CH 1: Introduction 1.4.4.2.Historical overview of methods for linking traits to environment
That organisms ‘prefer’ a particular set of environmental conditions and are therefore only found in certain locations is a central in both Grinnellian (1917) and Hutchinsonian (1957) niche theory. While niche theory provides a useful underlying theoretical framework, it falls short in answering the question: what specific species traits determine their location within an ecosystem? The problem of relating species traits to the habitat conditions in which they are found is often referred to as ‘the fourth corner problem’ referring to the matrix formulation Legendre et al. (1997) used to solve it (see Figure 1.5). Coincidentally, the test case that motivated Legendre et al.’s study was relating 5 coral reef fish traits (feeding habits, ecological category, size class of adults, egg type, and activity rhythm) to 3 reef habitat variables (distance from shore, water depth, and percent substrate cover at each site).
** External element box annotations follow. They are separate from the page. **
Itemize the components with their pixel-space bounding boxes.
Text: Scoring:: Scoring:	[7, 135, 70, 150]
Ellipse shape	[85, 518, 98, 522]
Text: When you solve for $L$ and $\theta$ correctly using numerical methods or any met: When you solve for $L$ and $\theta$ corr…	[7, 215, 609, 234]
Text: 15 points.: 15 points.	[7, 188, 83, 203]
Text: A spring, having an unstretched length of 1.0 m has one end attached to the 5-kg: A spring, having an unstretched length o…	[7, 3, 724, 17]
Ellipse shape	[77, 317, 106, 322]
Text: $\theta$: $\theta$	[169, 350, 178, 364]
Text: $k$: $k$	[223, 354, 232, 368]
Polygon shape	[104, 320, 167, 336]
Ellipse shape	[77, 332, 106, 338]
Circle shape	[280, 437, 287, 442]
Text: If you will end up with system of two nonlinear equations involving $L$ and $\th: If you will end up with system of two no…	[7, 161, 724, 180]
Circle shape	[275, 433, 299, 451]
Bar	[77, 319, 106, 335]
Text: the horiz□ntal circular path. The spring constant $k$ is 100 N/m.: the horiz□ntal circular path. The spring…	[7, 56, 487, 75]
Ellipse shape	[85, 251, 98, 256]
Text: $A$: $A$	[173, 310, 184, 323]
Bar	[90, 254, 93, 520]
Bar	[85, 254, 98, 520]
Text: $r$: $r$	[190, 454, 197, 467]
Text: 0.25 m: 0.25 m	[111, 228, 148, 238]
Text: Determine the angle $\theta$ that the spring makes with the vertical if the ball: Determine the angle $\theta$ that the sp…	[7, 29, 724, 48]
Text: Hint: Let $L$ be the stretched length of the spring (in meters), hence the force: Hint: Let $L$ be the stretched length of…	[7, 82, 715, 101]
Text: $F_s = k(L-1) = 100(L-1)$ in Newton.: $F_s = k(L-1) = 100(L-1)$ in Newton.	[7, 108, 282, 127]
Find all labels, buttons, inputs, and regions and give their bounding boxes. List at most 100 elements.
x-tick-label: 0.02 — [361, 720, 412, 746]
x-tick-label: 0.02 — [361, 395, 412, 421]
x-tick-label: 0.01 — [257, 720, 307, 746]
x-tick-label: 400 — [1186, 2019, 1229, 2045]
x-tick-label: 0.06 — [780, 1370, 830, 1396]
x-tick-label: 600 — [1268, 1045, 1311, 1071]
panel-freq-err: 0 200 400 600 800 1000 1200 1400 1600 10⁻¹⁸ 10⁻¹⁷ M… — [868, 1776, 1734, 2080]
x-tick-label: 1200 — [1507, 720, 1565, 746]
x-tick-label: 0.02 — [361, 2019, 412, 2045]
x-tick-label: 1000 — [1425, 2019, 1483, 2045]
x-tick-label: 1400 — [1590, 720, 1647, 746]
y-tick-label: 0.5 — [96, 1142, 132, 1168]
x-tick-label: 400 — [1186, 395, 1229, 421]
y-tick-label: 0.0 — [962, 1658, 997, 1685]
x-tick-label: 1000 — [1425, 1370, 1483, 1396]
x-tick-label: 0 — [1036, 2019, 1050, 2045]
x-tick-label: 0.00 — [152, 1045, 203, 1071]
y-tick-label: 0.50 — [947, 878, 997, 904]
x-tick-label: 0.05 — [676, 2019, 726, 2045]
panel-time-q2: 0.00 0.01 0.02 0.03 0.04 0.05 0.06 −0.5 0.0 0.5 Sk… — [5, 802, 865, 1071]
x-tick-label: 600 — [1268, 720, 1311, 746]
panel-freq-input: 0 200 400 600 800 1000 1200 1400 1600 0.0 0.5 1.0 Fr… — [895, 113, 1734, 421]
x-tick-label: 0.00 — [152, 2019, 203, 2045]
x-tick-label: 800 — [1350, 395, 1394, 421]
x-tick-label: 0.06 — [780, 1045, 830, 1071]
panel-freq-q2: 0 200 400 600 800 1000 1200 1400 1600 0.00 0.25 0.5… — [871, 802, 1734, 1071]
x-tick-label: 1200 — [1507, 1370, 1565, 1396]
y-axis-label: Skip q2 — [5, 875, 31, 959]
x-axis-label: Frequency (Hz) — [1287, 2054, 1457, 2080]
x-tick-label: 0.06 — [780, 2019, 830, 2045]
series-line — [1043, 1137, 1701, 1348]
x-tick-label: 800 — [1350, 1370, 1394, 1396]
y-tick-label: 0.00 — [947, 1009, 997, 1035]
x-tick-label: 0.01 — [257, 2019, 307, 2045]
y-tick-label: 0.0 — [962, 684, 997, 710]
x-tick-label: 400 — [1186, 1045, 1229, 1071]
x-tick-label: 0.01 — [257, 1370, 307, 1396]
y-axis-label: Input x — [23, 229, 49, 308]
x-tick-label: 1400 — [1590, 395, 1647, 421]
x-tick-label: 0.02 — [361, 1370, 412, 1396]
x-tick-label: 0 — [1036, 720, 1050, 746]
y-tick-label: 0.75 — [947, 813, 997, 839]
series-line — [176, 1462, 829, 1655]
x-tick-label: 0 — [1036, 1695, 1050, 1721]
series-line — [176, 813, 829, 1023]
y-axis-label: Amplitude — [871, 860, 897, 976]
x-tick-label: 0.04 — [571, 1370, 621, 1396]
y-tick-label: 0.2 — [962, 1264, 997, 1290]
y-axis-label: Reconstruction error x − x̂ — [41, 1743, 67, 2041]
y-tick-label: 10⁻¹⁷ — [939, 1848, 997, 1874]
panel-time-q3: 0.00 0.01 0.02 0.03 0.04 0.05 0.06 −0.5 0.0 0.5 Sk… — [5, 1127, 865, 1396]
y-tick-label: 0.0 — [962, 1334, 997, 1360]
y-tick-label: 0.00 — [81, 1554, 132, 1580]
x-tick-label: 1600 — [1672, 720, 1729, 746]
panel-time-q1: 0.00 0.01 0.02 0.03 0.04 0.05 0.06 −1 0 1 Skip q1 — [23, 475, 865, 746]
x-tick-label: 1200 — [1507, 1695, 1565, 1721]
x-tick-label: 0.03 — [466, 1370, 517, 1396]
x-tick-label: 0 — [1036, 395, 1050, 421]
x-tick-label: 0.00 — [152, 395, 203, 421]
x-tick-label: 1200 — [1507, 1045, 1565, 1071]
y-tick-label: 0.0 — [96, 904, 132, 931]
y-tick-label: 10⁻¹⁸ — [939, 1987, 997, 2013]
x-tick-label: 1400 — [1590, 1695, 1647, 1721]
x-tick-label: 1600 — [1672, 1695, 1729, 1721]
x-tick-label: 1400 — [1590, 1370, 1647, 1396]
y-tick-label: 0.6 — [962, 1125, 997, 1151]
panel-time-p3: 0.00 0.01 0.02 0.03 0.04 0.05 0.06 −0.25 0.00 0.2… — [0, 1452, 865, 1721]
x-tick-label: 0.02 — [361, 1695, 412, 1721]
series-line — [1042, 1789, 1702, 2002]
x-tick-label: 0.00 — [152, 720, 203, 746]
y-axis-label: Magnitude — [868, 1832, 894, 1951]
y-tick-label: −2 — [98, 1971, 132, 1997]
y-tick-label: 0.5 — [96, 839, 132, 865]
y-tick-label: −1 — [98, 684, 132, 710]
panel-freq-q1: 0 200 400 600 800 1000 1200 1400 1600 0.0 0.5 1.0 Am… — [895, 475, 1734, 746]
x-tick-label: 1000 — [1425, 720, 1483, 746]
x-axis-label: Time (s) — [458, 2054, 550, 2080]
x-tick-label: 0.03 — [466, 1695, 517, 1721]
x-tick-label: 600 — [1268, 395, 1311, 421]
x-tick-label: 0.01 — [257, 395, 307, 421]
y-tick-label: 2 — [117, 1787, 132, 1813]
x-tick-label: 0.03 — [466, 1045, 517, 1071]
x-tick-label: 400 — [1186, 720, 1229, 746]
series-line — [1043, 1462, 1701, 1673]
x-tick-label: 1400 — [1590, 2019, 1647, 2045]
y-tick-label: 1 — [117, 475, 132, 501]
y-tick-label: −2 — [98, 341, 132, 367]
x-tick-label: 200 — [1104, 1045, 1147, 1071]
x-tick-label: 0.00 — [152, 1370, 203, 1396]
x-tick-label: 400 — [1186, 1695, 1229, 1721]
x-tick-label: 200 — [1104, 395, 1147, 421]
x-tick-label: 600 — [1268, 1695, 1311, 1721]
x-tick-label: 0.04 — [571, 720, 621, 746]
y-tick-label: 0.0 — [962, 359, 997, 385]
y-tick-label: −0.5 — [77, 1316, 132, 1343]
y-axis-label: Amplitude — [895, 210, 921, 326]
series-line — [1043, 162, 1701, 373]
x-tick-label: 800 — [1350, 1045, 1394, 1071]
Figure 1.5 Graphical representation of the fourth corner problem. Ecologists often generate tables L (Species x Sampling sites), Q (Species x Traits), and R (Sampling sites x environmental variables). The challenge of relating environmental variables to traits is often referred to as the fourth corner problem due to the matrix formulation used to solve the problem (Legendre et al., 1997).
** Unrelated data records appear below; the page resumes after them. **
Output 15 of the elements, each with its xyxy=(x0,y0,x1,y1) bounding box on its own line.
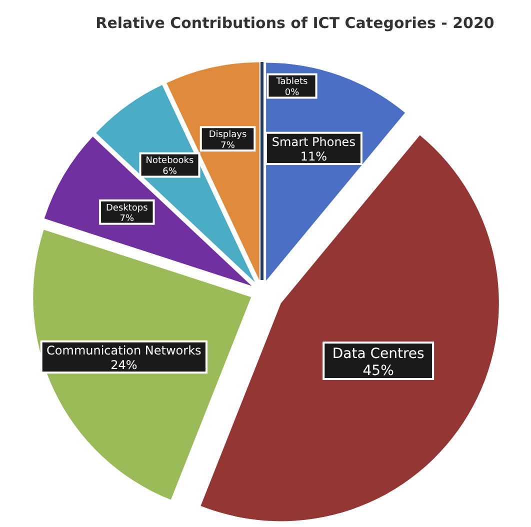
data-label: 11% xyxy=(300,149,328,164)
slice-label: Smart Phones xyxy=(272,135,356,150)
data-label: 7% xyxy=(120,214,134,224)
slice-label: Desktops xyxy=(106,203,148,214)
slice-label: Displays xyxy=(208,130,247,140)
data-label: 24% xyxy=(110,358,138,372)
text: 0% xyxy=(284,88,300,98)
slice-label: Communication Networks xyxy=(46,344,202,358)
data-label: 7% xyxy=(220,140,236,151)
data-label: 6% xyxy=(162,167,178,178)
data-label: 45% xyxy=(362,362,394,379)
category-label: Tablets xyxy=(276,77,308,88)
slice-label: Notebooks xyxy=(146,156,194,166)
slice-label: Data Centres xyxy=(332,346,424,362)
chart-title: Relative Contributions of ICT Categories - 2020 xyxy=(96,14,494,32)
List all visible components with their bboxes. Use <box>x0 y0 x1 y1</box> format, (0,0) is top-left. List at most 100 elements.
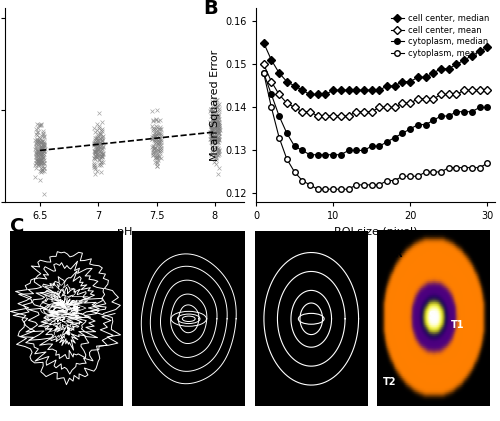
Point <box>91 164 99 171</box>
cytoplasm, median <box>268 92 274 97</box>
Point <box>32 154 40 161</box>
Point <box>38 145 46 152</box>
Point <box>98 125 106 132</box>
Point <box>150 144 158 151</box>
Point <box>92 141 100 147</box>
Text: S: S <box>428 311 435 321</box>
Point <box>93 148 101 155</box>
Point <box>156 134 164 141</box>
cytoplasm, mean <box>322 187 328 192</box>
Point <box>209 107 217 113</box>
Point <box>212 123 220 130</box>
Point <box>92 134 100 141</box>
Point <box>206 132 214 139</box>
Point <box>90 163 98 170</box>
Point <box>32 139 40 146</box>
Point <box>36 149 44 155</box>
Point <box>148 132 156 139</box>
Point <box>37 149 45 155</box>
Point <box>149 151 157 158</box>
Point <box>34 147 42 153</box>
Point <box>32 162 40 169</box>
Point <box>208 105 216 112</box>
Point <box>148 107 156 114</box>
Point <box>96 141 104 147</box>
cell center, mean <box>454 92 460 97</box>
Point <box>151 140 159 147</box>
X-axis label: ROI size (pixel): ROI size (pixel) <box>334 226 417 237</box>
Point <box>97 169 105 176</box>
Point <box>208 139 216 146</box>
cell center, median <box>484 45 490 50</box>
Point <box>154 152 162 159</box>
Point <box>37 152 45 158</box>
Point <box>210 117 218 124</box>
Point <box>206 130 214 136</box>
cytoplasm, mean <box>446 165 452 170</box>
cytoplasm, median <box>454 109 460 114</box>
Point <box>212 129 220 136</box>
Point <box>154 106 162 113</box>
Point <box>214 144 222 151</box>
Point <box>38 165 46 172</box>
Point <box>148 136 156 142</box>
Point <box>209 112 217 119</box>
Point <box>94 141 102 147</box>
Point <box>213 126 221 133</box>
Point <box>208 136 216 142</box>
Point <box>214 122 222 129</box>
Point <box>39 130 47 136</box>
Point <box>150 142 158 149</box>
Point <box>40 146 48 152</box>
Point <box>152 139 160 145</box>
cell center, mean <box>292 105 298 110</box>
Point <box>39 153 47 160</box>
Point <box>216 118 224 125</box>
Point <box>215 108 223 115</box>
cell center, mean <box>314 114 320 119</box>
cell center, median <box>361 88 367 93</box>
Point <box>151 155 159 162</box>
cytoplasm, median <box>330 152 336 157</box>
Point <box>93 144 101 151</box>
Point <box>214 112 222 118</box>
Point <box>214 113 222 120</box>
Point <box>94 142 102 149</box>
Point <box>156 129 164 136</box>
Point <box>211 152 219 159</box>
cell center, mean <box>438 92 444 97</box>
cytoplasm, mean <box>276 135 282 140</box>
cell center, median <box>392 83 398 88</box>
cell center, median <box>415 75 421 80</box>
Point <box>40 160 48 166</box>
Point <box>156 131 164 137</box>
Point <box>212 138 220 144</box>
Point <box>40 142 48 149</box>
Point <box>34 136 42 143</box>
Point <box>91 139 99 146</box>
Point <box>150 148 158 155</box>
Point <box>212 139 220 145</box>
Y-axis label: Mean Squared Error: Mean Squared Error <box>210 50 220 161</box>
Point <box>215 123 223 129</box>
cytoplasm, mean <box>307 182 313 187</box>
Text: T1: T1 <box>450 320 464 330</box>
Point <box>40 143 48 150</box>
Point <box>38 138 46 145</box>
cytoplasm, median <box>292 144 298 149</box>
Point <box>214 112 222 118</box>
Point <box>91 148 99 155</box>
Point <box>96 140 104 147</box>
Point <box>90 161 98 168</box>
cell center, median <box>430 70 436 75</box>
Point <box>216 164 224 171</box>
Point <box>214 139 222 145</box>
Point <box>92 149 100 155</box>
Point <box>153 124 161 131</box>
Point <box>212 157 220 163</box>
Point <box>37 121 45 128</box>
Point <box>32 150 40 157</box>
Point <box>96 143 104 149</box>
Point <box>37 142 45 149</box>
Point <box>208 135 216 142</box>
CH 1: Introduction 1.4.4.3.Statistical techniques
A number of statistical techniques have been developed to solve the ‘fourth corner problem’. Since ecological communities contain multiple species with numerous quantitative and qualitative traits distributed in habitats involving a plethora of environmental conditions, statistical techniques from the field of multivariate statistics are commonly used. Here I give a brief overview of the multivariate statistical techniques developed to solve the problem of linking traits to environment. One statistical methodology, first introduced and detailed by Dolédec et al. (1996), is a multivariate ordination method that can be used to link species traits to environmental factors and is commonly known as RLQ ordination. This type of ordination aims to investigate the relationship between table R (Sampling sites x environmental variables) and Q (Species x Traits) via a third table L (Species x Sampling sites). RLQ methodology has recently been extended to include both spatial coordinates and phylogenetic variables with script for analysis made freely available in R (Pavoine et al., 2011). Both RLQ and its recent extension are highly applicable within conservation management; both methods can be used to monitor and predict how changes in anthropogenic pressures will influence community structure in terms of traits and therefore function (see for example Ribera et al.).